🤖 AI Summary
This study addresses the challenges industrial-scale large language models face during extended pretraining with long contexts—namely insufficient data, distorted evaluation metrics, and misjudged convergence—by systematically analyzing the learning dynamics of the Hunyuan-A13B model over a 200B-token training trajectory. Employing a three-tier analytical framework grounded in behavior, probability, and mechanism, the work integrates supervised fine-tuning probes, perplexity (PPL) evaluation, and attention pattern tracking. It reveals for the first time that industrial-scale models require over 150B tokens to reach performance saturation, introduces an intrinsic saturation criterion based on PPL to effectively avoid “deceptive convergence,” and identifies retrieval attention heads as a low-overhead, highly reliable indicator of training progress, whose scores exhibit strong correlation with downstream task performance.
📝 Abstract
Existing studies on Long-Context Continual Pre-training (LCCP) mainly focus on small-scale models and limited data regimes (tens of billions of tokens). We argue that directly migrating these small-scale settings to industrial-grade models risks insufficient adaptation and premature training termination. Furthermore, current evaluation methods rely heavily on downstream benchmarks (e.g., Needle-in-a-Haystack), which often fail to reflect the intrinsic convergence state and can lead to "deceptive saturation". In this paper, we present the first systematic investigation of LCCP learning dynamics using the industrial-grade Hunyuan-A13B (80B total parameters), tracking its evolution across a 200B-token training trajectory.
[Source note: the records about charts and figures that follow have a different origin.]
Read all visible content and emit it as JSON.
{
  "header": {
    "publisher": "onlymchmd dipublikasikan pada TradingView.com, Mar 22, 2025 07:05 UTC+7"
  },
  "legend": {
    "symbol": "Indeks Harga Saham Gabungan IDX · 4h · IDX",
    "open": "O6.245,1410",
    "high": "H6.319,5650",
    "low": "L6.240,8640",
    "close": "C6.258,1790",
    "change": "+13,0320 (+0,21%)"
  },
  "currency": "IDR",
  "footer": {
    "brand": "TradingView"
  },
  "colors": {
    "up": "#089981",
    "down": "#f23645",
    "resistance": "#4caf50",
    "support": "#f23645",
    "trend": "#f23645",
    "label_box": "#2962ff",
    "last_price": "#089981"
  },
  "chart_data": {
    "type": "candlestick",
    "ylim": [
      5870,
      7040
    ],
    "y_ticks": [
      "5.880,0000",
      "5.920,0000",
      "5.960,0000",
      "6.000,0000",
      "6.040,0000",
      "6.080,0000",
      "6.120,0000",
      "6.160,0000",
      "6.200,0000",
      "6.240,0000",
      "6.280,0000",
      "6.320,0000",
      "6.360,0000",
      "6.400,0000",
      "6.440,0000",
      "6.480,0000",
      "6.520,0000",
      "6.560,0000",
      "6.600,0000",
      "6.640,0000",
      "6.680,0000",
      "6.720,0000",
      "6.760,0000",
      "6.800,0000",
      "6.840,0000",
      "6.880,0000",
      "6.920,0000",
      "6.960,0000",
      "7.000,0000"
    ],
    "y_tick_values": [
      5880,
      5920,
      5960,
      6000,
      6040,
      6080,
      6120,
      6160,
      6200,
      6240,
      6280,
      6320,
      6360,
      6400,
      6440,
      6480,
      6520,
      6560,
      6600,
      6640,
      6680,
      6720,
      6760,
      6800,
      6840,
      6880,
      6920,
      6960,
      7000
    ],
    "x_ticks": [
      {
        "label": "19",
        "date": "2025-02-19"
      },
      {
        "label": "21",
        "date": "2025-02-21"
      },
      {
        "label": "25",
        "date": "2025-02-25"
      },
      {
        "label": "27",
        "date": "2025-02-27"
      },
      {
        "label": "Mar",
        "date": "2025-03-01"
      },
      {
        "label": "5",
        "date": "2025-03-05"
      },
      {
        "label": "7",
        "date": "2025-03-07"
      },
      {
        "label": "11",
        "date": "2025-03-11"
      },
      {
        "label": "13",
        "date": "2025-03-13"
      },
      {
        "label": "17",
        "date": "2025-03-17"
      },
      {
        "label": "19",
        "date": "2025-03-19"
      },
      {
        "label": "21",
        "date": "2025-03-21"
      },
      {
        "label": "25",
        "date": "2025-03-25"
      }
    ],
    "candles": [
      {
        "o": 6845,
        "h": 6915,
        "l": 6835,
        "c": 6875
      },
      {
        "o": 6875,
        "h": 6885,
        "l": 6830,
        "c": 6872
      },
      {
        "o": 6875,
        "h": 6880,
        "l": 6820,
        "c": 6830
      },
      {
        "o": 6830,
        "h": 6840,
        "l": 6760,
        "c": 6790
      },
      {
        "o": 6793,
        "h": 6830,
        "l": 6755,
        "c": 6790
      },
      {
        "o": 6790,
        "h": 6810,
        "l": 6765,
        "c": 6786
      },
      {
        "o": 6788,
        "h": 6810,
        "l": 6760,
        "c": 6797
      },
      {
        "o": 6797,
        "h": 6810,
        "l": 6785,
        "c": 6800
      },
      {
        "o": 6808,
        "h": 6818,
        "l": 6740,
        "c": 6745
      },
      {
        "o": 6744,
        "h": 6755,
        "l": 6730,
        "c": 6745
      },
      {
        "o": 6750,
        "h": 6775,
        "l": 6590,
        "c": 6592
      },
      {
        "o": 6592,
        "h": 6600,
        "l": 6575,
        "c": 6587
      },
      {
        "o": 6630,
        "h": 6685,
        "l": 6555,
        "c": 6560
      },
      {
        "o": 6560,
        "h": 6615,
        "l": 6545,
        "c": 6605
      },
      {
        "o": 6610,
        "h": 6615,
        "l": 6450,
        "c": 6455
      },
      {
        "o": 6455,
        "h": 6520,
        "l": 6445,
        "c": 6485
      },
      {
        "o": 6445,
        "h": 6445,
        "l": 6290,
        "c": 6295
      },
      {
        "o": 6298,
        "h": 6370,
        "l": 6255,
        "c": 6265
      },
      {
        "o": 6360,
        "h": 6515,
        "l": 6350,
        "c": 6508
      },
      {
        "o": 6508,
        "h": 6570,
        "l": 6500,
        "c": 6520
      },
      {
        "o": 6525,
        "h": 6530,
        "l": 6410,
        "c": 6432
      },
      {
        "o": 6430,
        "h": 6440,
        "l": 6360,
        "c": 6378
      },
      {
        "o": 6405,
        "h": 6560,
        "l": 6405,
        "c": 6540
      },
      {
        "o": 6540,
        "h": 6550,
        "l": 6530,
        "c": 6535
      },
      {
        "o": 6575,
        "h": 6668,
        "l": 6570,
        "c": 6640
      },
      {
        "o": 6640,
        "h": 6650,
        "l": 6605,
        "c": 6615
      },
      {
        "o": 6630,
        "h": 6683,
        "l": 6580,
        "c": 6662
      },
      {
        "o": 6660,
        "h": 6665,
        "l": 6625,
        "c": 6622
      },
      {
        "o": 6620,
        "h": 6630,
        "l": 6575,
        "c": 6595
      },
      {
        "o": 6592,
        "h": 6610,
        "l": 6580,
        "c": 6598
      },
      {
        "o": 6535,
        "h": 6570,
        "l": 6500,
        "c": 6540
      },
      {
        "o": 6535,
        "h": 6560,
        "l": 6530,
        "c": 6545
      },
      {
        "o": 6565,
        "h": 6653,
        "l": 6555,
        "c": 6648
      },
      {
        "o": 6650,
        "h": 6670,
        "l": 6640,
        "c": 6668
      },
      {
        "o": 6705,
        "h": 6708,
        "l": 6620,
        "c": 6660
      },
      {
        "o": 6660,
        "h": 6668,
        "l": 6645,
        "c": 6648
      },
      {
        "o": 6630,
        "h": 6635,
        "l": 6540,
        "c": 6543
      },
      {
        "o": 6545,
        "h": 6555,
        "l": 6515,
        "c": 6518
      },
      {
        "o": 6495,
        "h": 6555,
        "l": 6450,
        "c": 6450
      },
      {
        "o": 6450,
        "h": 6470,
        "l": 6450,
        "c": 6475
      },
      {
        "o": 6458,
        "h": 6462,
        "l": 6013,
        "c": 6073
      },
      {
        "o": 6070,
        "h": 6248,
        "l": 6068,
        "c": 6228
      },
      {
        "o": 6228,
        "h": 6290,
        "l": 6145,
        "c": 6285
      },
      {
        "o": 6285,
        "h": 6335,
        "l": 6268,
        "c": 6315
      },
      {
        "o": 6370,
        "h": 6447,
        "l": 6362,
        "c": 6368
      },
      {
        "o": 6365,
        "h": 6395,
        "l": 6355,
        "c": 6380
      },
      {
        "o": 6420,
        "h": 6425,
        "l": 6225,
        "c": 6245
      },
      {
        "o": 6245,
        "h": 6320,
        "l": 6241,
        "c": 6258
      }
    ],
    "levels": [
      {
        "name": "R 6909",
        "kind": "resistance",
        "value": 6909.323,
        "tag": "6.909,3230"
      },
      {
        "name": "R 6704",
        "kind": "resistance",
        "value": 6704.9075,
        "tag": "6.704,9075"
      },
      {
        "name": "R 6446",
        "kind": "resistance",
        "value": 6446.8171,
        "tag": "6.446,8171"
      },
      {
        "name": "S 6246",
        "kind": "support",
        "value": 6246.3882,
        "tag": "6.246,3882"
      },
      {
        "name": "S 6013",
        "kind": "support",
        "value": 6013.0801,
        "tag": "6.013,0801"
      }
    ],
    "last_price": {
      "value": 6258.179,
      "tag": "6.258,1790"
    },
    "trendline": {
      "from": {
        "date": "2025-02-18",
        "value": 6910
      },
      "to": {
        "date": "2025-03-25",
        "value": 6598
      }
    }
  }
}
Specifically, we propose a hierarchical framework to analyze LCCP dynamics across behavioral (supervised fine-tuning probing), probabilistic (perplexity), and mechanistic (attention patterns) levels. Our findings reveal: (1) Necessity of Massive Data Scaling: Training regimes of dozens of billions of tokens are insufficient for industrial-grade LLMs' LCCP (e.g., Hunyuan-A13B reaches saturation after training over 150B tokens). (2) Deceptive Saturation vs. Intrinsic Saturation: Traditional NIAH scores report "fake saturation" early, while our PPL-based analysis reveals continuous intrinsic improvements and correlates more strongly with downstream performance. (3) Mechanistic Monitoring for Training Stability: Retrieval heads act as efficient, low-resource training monitors, as their evolving attention scores reliably track LCCP progress and exhibit high correlation with SFT results. This work provides a comprehensive monitoring framework, evaluation system, and mechanistic interpretation for the LCCP of industrial-grade LLM.